Background#
Ray is a unified framework that enables distributed computing, as a single server may not be capable of handling heavy computational tasks. In this article, we present an in-depth analysis of two important features of Ray, namely multitenancy and auto-scaling. Multitenancy allows for the allocation of distinct resources, such as CPU and memory, to different users. On the other hand, auto-scaling facilitates the addition or removal of instances based on traffic and utilization levels.
The reason to choose Kubernetes#
While Ray offers an official auto-scaling solution that scales the Ray cluster according to resource requests, our particular scenario requires auto-scaling based on memory usage. As a result, we have developed two potential solutions. The first solution involves utilizing the Ray resource monitor to monitor the resource usage of each task and actor. Given that we have allocated different quotas for each user, it is necessary to accumulate the resource usage of each task and actor. Additionally, we must establish a mechanism to determine when to trigger auto-scaling based on memory usage. The second solution involves utilizing the Kubernetes Horizontal Pod Autoscaler to automatically adjust the number of replicas based on memory usage. Thus, we mainly choose the second solution here.
Build up Ray Clusters#
Assuming that you have already set up the Kubernetes and Harbor environment, the next step would be to install the Ray cluster. It is important to note that you will need to modify the image to match your specific configuration.

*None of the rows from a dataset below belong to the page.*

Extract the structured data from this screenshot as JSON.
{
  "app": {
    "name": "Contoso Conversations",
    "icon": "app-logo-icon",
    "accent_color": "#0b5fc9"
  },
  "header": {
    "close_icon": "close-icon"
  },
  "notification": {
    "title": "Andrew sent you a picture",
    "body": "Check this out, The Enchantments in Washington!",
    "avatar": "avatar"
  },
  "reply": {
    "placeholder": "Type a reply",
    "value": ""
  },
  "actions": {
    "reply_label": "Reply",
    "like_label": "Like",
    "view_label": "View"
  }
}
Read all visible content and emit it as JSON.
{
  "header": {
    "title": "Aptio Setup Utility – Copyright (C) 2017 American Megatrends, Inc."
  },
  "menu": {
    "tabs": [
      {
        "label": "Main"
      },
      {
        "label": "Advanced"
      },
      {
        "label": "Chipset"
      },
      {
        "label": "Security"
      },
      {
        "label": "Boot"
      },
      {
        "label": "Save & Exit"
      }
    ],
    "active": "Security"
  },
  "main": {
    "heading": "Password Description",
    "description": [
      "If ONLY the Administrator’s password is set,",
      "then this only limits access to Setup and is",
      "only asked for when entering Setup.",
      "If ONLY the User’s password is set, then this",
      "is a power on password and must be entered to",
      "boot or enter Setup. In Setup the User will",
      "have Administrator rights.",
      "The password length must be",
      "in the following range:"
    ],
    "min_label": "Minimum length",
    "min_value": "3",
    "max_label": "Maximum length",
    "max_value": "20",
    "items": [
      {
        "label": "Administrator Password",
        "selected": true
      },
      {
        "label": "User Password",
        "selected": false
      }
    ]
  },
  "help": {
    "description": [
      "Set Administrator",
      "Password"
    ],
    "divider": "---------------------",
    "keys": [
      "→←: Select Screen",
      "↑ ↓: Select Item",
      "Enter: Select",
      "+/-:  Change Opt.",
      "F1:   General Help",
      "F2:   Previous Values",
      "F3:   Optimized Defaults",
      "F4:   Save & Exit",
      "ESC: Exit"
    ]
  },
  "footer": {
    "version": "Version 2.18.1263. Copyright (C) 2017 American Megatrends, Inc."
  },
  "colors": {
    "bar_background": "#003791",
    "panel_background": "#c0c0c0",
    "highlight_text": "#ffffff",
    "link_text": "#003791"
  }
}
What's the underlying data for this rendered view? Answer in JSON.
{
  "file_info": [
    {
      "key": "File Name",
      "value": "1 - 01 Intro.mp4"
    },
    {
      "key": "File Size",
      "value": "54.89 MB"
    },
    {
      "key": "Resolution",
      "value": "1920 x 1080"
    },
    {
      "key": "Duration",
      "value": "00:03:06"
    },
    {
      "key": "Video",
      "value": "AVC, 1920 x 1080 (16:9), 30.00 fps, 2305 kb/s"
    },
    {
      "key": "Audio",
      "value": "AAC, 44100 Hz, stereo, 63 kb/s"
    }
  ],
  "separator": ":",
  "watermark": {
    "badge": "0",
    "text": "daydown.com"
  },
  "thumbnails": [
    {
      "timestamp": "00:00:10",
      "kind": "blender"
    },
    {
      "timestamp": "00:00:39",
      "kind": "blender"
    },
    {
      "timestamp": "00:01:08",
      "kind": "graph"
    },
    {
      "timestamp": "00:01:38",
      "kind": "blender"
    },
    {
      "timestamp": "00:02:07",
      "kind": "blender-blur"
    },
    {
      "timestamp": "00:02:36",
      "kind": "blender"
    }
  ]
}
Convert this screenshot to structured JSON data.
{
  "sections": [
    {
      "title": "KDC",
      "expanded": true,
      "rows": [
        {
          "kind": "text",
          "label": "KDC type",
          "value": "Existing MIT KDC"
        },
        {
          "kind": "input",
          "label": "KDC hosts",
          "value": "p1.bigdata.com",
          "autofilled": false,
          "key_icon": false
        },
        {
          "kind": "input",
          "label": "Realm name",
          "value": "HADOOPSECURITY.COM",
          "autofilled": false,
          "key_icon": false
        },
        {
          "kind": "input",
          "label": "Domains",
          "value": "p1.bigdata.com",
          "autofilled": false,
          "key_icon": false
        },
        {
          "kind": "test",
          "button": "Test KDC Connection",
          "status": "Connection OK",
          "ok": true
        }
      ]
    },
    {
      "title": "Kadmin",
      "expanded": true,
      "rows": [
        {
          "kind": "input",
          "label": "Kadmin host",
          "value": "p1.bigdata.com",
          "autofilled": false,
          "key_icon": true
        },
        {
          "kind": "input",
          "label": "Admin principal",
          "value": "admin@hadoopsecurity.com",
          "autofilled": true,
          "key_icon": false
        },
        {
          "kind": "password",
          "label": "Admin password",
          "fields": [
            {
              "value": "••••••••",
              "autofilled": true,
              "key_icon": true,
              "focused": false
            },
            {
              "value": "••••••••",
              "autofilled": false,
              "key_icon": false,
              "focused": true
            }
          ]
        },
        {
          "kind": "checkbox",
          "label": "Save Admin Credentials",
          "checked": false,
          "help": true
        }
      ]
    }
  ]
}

# Ray head node service, allowing worker pods to discover the head node to perform the bidirectional communication.
# More contexts can be found at [the Ports configurations doc](https://docs.ray.io/en/latest/ray-core/configure.html#ports-configurations).
apiVersion: v1
kind: Service
metadata:
name: service-ray-cluster
labels:
app: ray-cluster-head
spec:
clusterIP: None
ports:
- name: client
protocol: TCP
port: 10001
targetPort: 10001
- name: dashboard
protocol: TCP
port: 8265
targetPort: 8265
- name: gcs-server
protocol: TCP
port: 6380
targetPort: 6380
selector:
app: ray-cluster-head
---
apiVersion: apps/v1
kind: Deployment
metadata:
name: deployment-ray-head
labels:
app: ray-cluster-head
spec:
# Do not change this - Ray currently only supports one head node per cluster.
replicas: 1
selector:
matchLabels:
component: ray-head
type: ray
app: ray-cluster-head
template:
metadata:
labels:
component: ray-head
type: ray
app: ray-cluster-head
spec:
# If the head node goes down, the entire cluster (including all worker
# nodes) will go down as well. If you want Kubernetes to bring up a new
# head node in this case, set this to "Always," else set it to "Never."
restartPolicy: Always
# This volume allocates shared memory for Ray to use for its plasma
# object store. If you do not provide this, Ray will fall back to
# /tmp which cause slowdowns if it's not a shared memory volume.
# volumes:
# - name: dshm
# emptyDir:
# medium: Memory
containers:
- name: ray-head
image: rayproject/ray:2.3.0
imagePullPolicy: Always
command: [ "/bin/bash", "-c", "--" ]
# if there is no password for Redis, set --redis-password=''
args:
- "ray start --head --port=6380 --num-cpus=$MY_CPU_REQUEST --dashboard-host=0.0.0.0 --object-manager-port=8076 --node-manager-port=8077 --dashboard-agent-grpc-port=8078 --dashboard-agent-listen-port=52365 --redis-password='123456' --block"
ports:
- containerPort: 6380 # GCS server
- containerPort: 10001 # Used by Ray Client
- containerPort: 8265 # Used by Ray Dashboard
# This volume allocates shared memory for Ray to use for its plasma
# object store. If you do not provide this, Ray will fall back to
# /tmp which cause slowdowns if it's not a shared memory volume.
# volumeMounts:
# - mountPath: /dev/shm
# name: dshm
env:
# RAY_REDIS_ADDRESS lets ray use external Redis for fault tolerance
- name: RAY_REDIS_ADDRESS
value: redis:6379 # ip address for the external Redis, which is "redis:6379" in this example
# This is used in the ray start command so that Ray can spawn the
# correct number of processes. Omitting this may lead to degraded
# performance.
- name: MY_CPU_REQUEST
valueFrom:
resourceFieldRef:
resource: requests.cpu
resources:
limits:
cpu: "2"
memory: "5G"
requests:
# For production use-cases, we recommend specifying integer CPU reqests and limits.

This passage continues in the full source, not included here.